Dediğimiz gibi patatesin anavatanı, Güney Amerika ülkelerinden Peru veya Şili olarak kabul ediliyor. Bu bölgeler İspanyol sömürgeciler tarafından istilâ edildikten sonra 1535 yılında yağmalanan İnka hazineleriyle birlikte bir çuval da patates götürülüp, İspanya kralına takdim edilmiş. Ancak kral getirilen altınların yanında patatese hiç iltifat etmemiş. Patates zamanla Güney Amerika’dan Kuzey Amerika’ya yayılmış. Yaklaşık yarım asır sonra da (1577) bir İngiliz, patatesi İngiltere’ye getirmiş. Fakirlik ve açlık içinde kıvranan halk patatese büyük bir ilgi göstermiş. Daha sonra diğer Avrupa ülkelerinde patates tarımı yapılmıştır. Ancak bu ülkelerde halk, önceleri patatesi sadece hayvan yemi olarak kullanmışlar; onu yemeye çekinmişler. Bazıları zehirli olduğuna, bazıları cüzzama sebep olacağına inanmışlar. Özellikle Fransa köylüleri patatese büyük bir direnç göstermiş; onu yeni dünyanın zehirli bir bitkisi olarak kabul etmişler. Toprak altında hiçbir şeyin bu kadar büyümeyeceğini ve buğdaydan başka bir ürüne güvenmediklerini iddia etmişler.

 

Ve Avrupa Macerası

1769’da Fransa’da fırınlarda artık ekmek bulunmaz olmuş. Açlık ve sefalet son haddini bulmuş. Kral XVI. Louis, halkın patates yemesi için şapkasına patates çiçeği takmasına, saray mutfağında patatesli ziyafetler vermesine rağmen, insanların bu yeni sebzeye dirençleri sürmüş. Akademileri, ekmeğin yerini tutacak bir şey için bir yarışma açmış. Yarışmayı orduda görevli eczacı bir subay olan A. Parmentier kazanmış.

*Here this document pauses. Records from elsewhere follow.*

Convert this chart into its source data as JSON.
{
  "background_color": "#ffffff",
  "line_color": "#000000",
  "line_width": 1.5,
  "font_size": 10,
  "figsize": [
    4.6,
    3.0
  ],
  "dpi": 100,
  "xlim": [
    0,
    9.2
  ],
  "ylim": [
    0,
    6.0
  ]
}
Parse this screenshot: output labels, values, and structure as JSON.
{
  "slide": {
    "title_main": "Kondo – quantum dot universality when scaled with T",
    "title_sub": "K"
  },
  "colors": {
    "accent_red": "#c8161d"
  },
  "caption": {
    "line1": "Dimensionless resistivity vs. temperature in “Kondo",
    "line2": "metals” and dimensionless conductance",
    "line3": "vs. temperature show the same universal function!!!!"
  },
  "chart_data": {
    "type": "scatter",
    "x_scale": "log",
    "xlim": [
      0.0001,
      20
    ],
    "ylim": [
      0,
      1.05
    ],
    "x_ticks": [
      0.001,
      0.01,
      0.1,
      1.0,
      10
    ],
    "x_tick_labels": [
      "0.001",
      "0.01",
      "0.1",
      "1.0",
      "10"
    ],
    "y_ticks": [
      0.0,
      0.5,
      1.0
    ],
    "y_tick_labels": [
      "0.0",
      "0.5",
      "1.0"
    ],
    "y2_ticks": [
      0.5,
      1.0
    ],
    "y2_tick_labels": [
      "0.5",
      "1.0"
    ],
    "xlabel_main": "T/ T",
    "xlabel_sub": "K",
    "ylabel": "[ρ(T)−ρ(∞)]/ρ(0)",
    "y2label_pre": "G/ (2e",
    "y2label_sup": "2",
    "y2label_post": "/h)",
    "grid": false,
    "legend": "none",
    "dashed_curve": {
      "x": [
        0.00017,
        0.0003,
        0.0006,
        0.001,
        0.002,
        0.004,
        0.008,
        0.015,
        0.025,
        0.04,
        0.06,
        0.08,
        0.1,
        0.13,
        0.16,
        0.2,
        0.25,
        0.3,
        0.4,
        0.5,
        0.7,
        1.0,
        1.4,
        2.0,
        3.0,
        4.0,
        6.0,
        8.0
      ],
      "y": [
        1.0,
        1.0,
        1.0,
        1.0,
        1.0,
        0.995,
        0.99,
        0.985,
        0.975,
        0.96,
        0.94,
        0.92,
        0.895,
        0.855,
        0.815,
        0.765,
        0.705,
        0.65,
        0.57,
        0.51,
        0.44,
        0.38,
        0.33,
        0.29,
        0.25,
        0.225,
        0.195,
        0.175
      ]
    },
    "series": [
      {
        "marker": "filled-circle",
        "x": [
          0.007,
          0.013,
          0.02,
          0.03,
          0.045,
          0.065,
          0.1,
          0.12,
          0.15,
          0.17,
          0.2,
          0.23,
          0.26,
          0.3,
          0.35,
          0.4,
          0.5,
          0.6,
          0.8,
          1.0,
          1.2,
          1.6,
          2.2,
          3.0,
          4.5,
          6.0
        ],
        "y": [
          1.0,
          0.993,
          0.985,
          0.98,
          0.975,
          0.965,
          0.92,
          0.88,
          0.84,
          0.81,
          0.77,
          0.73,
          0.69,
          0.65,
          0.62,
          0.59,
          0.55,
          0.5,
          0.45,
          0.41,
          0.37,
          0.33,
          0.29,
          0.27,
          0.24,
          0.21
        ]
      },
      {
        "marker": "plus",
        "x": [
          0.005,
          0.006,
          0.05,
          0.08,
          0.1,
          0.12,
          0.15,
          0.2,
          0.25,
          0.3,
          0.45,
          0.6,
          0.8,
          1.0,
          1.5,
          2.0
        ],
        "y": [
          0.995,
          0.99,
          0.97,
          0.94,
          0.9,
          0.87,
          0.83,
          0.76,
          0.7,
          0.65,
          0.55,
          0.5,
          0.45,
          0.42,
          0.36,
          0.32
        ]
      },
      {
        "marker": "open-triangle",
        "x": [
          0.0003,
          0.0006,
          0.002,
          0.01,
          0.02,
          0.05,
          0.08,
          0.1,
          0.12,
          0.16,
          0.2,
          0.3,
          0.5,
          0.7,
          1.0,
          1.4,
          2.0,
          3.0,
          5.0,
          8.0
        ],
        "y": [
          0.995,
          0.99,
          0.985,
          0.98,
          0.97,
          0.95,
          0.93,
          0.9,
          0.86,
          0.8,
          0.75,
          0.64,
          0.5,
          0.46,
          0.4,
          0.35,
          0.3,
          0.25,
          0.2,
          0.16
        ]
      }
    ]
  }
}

Parmentier, patatesi tanıyan ve kıymetini anlayan biriydi. Daha önceleri de patates hakkında makaleler, risaleler yayınlamış ama kimse ilgilenmemişti. Kral ona tarlalar tahsis etti. Parmentier, buralara patates ekti, tarlaların başına da bekçiler koydu. Ama bekçilere, hırsızlık yapanları görmezlikten gelmelerini tembihledi. Halk ise tarlaların başında nöbetçiler olduğunu görünce, patatesin kıymetli bir şey olduğunu düşündü. Belki biraz da yasağın cazibesiyle geceleri hırsızlıklar başladı. Böylece halk yavaş yavaş patates yemeye alıştı.

Parmentier’in çabaları sonucu 1772’de Paris Tıp Fak.si patatesin yenilebileceğini ilân etti. 1785’de Fransa büyük bir kuraklık ve kıtlık yaşadı. Bir taraftan da bazı kimseler halkın hoşnutsuzluğundan yararlanarak ihtilâl hazırlıkları yapıyorlardı, kralın ve Parmentier’in çabaları sefaleti önleyemedi ve nihayet 1789’da Fransız İhtilâli patladı ve kral devrildi. Parmentier 1813’te vefat etti. Sonraları Paris metro duraklarından birinin önüne onun bir heykeli yapıldı.

Bu da Cipsin Öyküsü

1853 yılında New York’ta lüks lokantalardan birinde, aslen Kızılderili bir aşçı olan Crum, yaptığı patates kızartmasını kalın bulup, geri gönderen bir müşteriye sinirlenmiş. Bıçağını iyice biledikten sonra adamla kavgaya niyetlenmişken, öfkesini patatese yöneltmiş ve ince ince doğrayıp, kızgın yağda kızartıp, tuzlayarak servis yapmış. Müşteri ise bu yeni kızartmayı çok beğenmiş. Bu şekil zamanla yaygınlaşarak bugünkü cips ortaya çıkmış.

Patates bugün, fast-food kültürü sayesinde çeşitli katkı maddeleriyle hazırlanan parlak ambalajlı cipsler şeklinde dünyada en çok üretim ve tüketimi yapılan bir sebze olmuştur. Maalesef bu çok kıymetli sebze zararlı hallere sokularak çocuklara ve gençlere satılmaktadır.

Patatesin, yemeklik, yemlik ve sanayi tipi olarak yetiştirilen birçok çeşidi vardır. Yemeklik olanı sarı ve beyaz olmak üzere iki türlü olup, makbul olanı sarı patatestir. Patates ülkemize 1800’lü yıllardan sonra, önce ithal edilerek girmiş, daha sonraları da Sakarya çevresinde tarımı yapılmaya başlanmıştır.